Насколько Рональд Росс имел привычку разбрасываться в своей работе, настолько Грасси был строго последователен и систематичен. Он постарался заткнуть малейшую щель в своей теории о том, что анофелес является специальным и единственным носителем человеческой малярии. С помощью длинного ряда тончайших опытов он доказал, что птичья малярия не может передаваться комарам, заражающим человека, и наоборот, человеческая малярия никогда не передается птичьим комарам. Для Баттиста Грасси, казалось, ничего не было трудного и невозможного; он настолько хорошо изучил все нравы, привычки и традиции занзароне, как будто он сам был комаром — королем и повелителем комаров.
VII
Ко всему этому нужно еще прибавить, что Баттиста Грасси был в высшей степени практичный человек и, как было уже сказано, горячий патриот. Он хотел видеть Италию облагодетельствованной своим открытием, потому что любил свою Италию преданно и страстно. Не успел он еще вполне закончить свои опыты, не успел вбить последний гвоздь в построенное им обвинение против анофелеса, как начал горячо проповедовать, писать в газетах и чуть ли не кричать на всех перекрестках:
– Боритесь с занзароне, и через несколько лет Италия будет очищена от малярии!

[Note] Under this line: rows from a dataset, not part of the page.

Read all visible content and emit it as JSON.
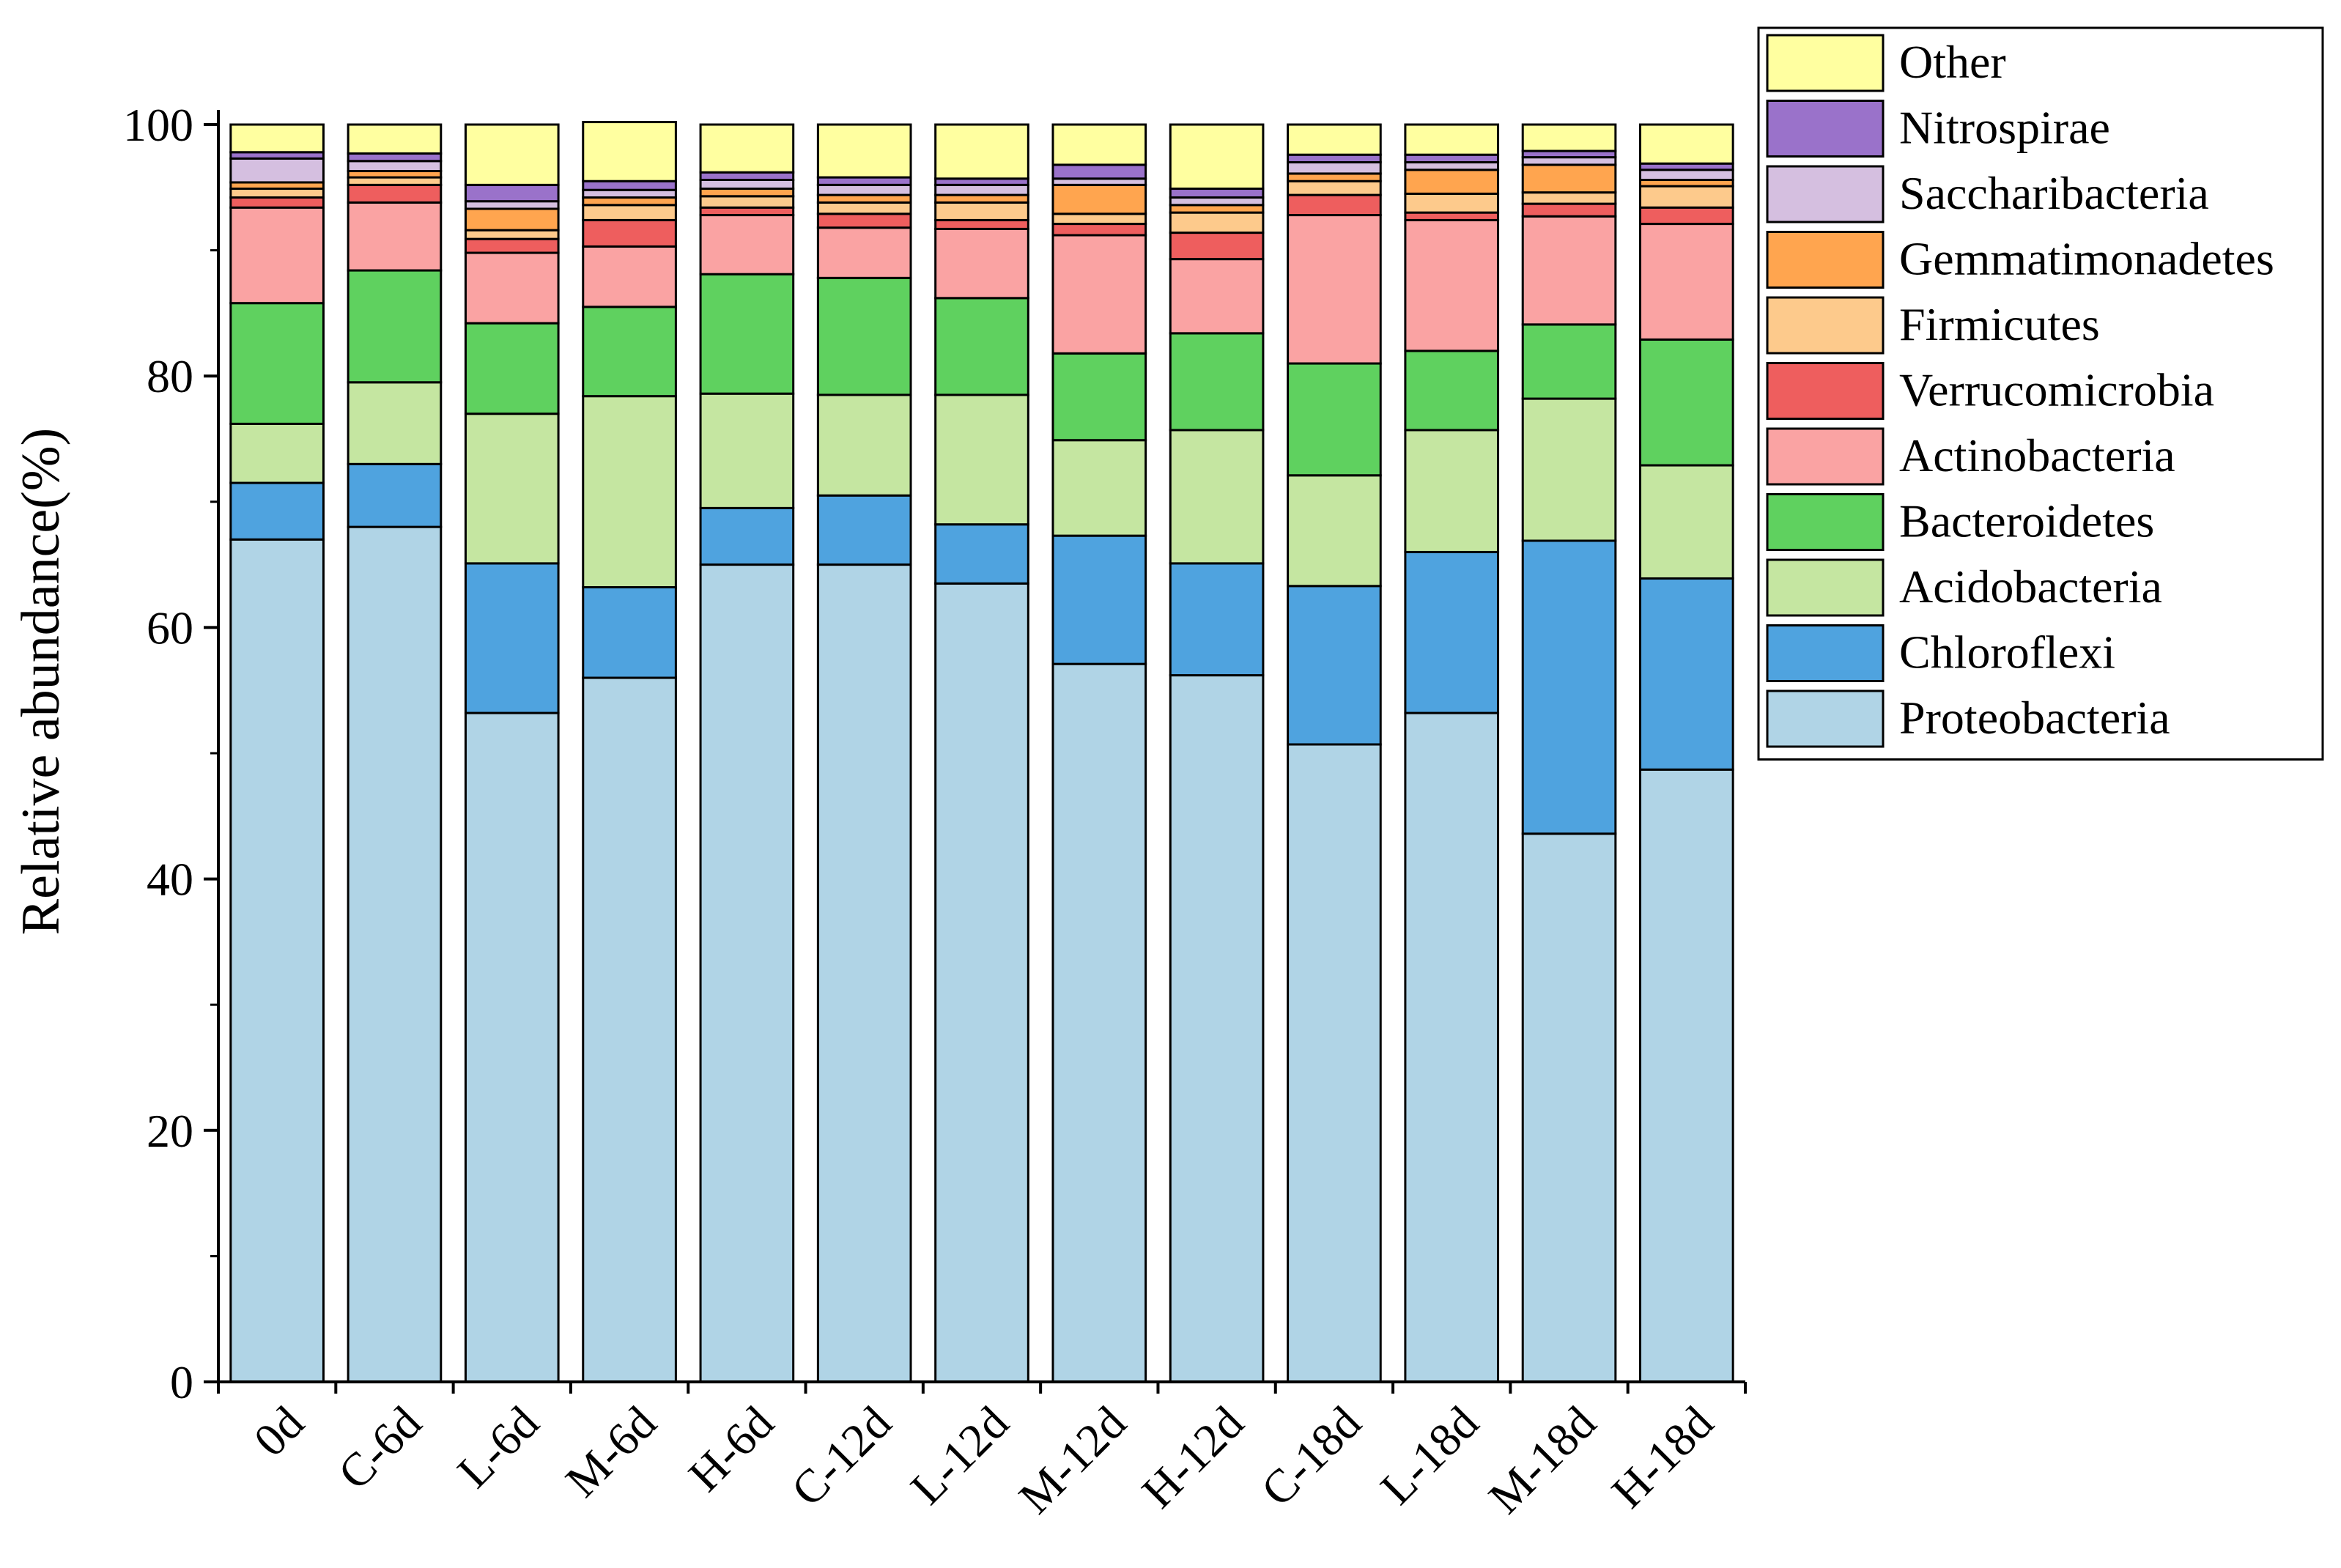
{
  "chart_data": {
    "type": "stacked-bar",
    "title": "",
    "xlabel": "",
    "ylabel": "Relative abundance(%)",
    "ylim": [
      0,
      100
    ],
    "yticks": [
      0,
      20,
      40,
      60,
      80,
      100
    ],
    "grid": false,
    "legend_position": "top-right, outside plot",
    "categories": [
      "0d",
      "C-6d",
      "L-6d",
      "M-6d",
      "H-6d",
      "C-12d",
      "L-12d",
      "M-12d",
      "H-12d",
      "C-18d",
      "L-18d",
      "M-18d",
      "H-18d"
    ],
    "series": [
      {
        "name": "Proteobacteria",
        "color": "#B0D4E6",
        "values": [
          67.0,
          68.0,
          53.2,
          56.0,
          65.0,
          65.0,
          63.5,
          57.1,
          56.2,
          50.7,
          53.2,
          43.6,
          48.7
        ]
      },
      {
        "name": "Chloroflexi",
        "color": "#4FA3DF",
        "values": [
          4.5,
          5.0,
          11.9,
          7.2,
          4.5,
          5.5,
          4.7,
          10.2,
          8.9,
          12.6,
          12.8,
          23.3,
          15.2
        ]
      },
      {
        "name": "Acidobacteria",
        "color": "#C5E6A1",
        "values": [
          4.7,
          6.5,
          11.9,
          15.2,
          9.1,
          8.0,
          10.3,
          7.6,
          10.6,
          8.8,
          9.7,
          11.3,
          9.0
        ]
      },
      {
        "name": "Bacteroidetes",
        "color": "#5FD15F",
        "values": [
          9.6,
          8.9,
          7.2,
          7.1,
          9.5,
          9.3,
          7.7,
          6.9,
          7.7,
          8.9,
          6.3,
          5.9,
          10.0
        ]
      },
      {
        "name": "Actinobacteria",
        "color": "#FAA3A3",
        "values": [
          7.6,
          5.4,
          5.6,
          4.8,
          4.7,
          4.0,
          5.5,
          9.4,
          5.9,
          11.8,
          10.4,
          8.6,
          9.2
        ]
      },
      {
        "name": "Verrucomicrobia",
        "color": "#EE5E5E",
        "values": [
          0.8,
          1.4,
          1.1,
          2.1,
          0.6,
          1.1,
          0.7,
          0.9,
          2.1,
          1.6,
          0.6,
          1.0,
          1.3
        ]
      },
      {
        "name": "Firmicutes",
        "color": "#FDCA8C",
        "values": [
          0.7,
          0.6,
          0.7,
          1.2,
          0.9,
          0.9,
          1.4,
          0.8,
          1.6,
          1.1,
          1.5,
          0.9,
          1.7
        ]
      },
      {
        "name": "Gemmatimonadetes",
        "color": "#FFA54F",
        "values": [
          0.5,
          0.5,
          1.7,
          0.6,
          0.6,
          0.6,
          0.6,
          2.3,
          0.6,
          0.6,
          1.9,
          2.2,
          0.5
        ]
      },
      {
        "name": "Saccharibacteria",
        "color": "#D5BFE0",
        "values": [
          1.9,
          0.8,
          0.6,
          0.6,
          0.7,
          0.8,
          0.8,
          0.5,
          0.6,
          0.9,
          0.6,
          0.6,
          0.8
        ]
      },
      {
        "name": "Nitrospirae",
        "color": "#9A72CA",
        "values": [
          0.5,
          0.6,
          1.3,
          0.7,
          0.6,
          0.6,
          0.5,
          1.1,
          0.7,
          0.6,
          0.6,
          0.5,
          0.5
        ]
      },
      {
        "name": "Other",
        "color": "#FFFFA0",
        "values": [
          2.2,
          2.3,
          4.8,
          4.7,
          3.8,
          4.2,
          4.3,
          3.2,
          5.1,
          2.4,
          2.4,
          2.1,
          3.1
        ]
      }
    ]
  }
}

У этого человека совершенно не было чувства юмора; он искренне возмущался тем, что горожане продолжают ходить по улицам после наступления темноты.
– Как можно быть настолько легкомысленным, чтобы выходить в сумерки на улицу? — говорил он. — Ведь как раз в это время вас поджидает там малярийный комар.
Он рекомендовал всем и каждому надевать брезентовые перчатки и маски при выходе на улицу в теплые вечера. (Представьте себе только молодых итальянок, идущих на любовное свидание в брезентовых масках и перчатках!) Много было шуток и насмешек по адресу сумасшедшего профессора, помешавшегося на занзароне.
Но наряду с этим Баттиста Грасси был весьма практичный человек.
– Если бы это потребовало даже десятков лет работы, я все-таки продемонстрирую семью, избежавшую ужасов малярии! — твердо решил он про себя.
И вот в 1900 году, закончив последнюю шлифовку своей теории, этот упорный человек стал подготавливать «демонстрацию». Он отправился в самую злостную малярийную местность Италии, тянувшуюся вдоль железнодорожной линии по равнине Капаччио. Лето было в разгаре.
Когда в этой местности начиналось ужасное смертоносное лето, железнодорожные рабочие и несчастные фермеры, кровь которых была нафарширована малярийным ядом, бросали свою работу, дома, хозяйство и, рискуя умереть с голоду, убегали из гибельной равнины на высокие, недоступные для малярии холмы. И каждое лето, едва только наступали сумерки, из болотистых низин налетали тучами злобные гости — занзароне — и приступали к своему убийственному пиршеству; а ночью с переполненными кровью животами тянулись к своим болотам, где сочетались браком, клали яйца и выводили мириады новых представителей своего рода.
Летом 1900 года Баттиста Грасси отправился в равнину Капаччио.
Жаркие дни только начинались, и анофелес был еще на болоте. К окошкам и дверям десяти маленьких домиков, принадлежавших станционным смотрителям и железнодорожным служащим, Грасси приделал проволочные сетки, настолько тонкие и густые, что самый ловкий и пронырливый занзароне не мог сквозь них пролезть. Затем, заручившись разрешением железнодорожного начальства и денежной поддержкой итальянской королевы, Грасси превратился в беспощадного надсмотрщика и бичующего фараона. Сто двенадцать человек — железнодорожников и их семейств — сделались его экспериментальными животными и должны были тщательно выполнять все, что он им говорил. Они должны были оставаться внутри дома в чудные, но опасные вечера; они должны были принимать все меры к тому, чтобы избежать укусов комаров. Немало пришлось Грасси с ними повозиться. Он осыпал их ругательствами; он соблазнял их денежной наградой, если они будут спокойно сидеть за своими ширмами; он ободрял их личным примером, приходя два раза в неделю в Албанеллу — самое проклятое место — и оставаясь там ночевать вместе с ними за ширмами.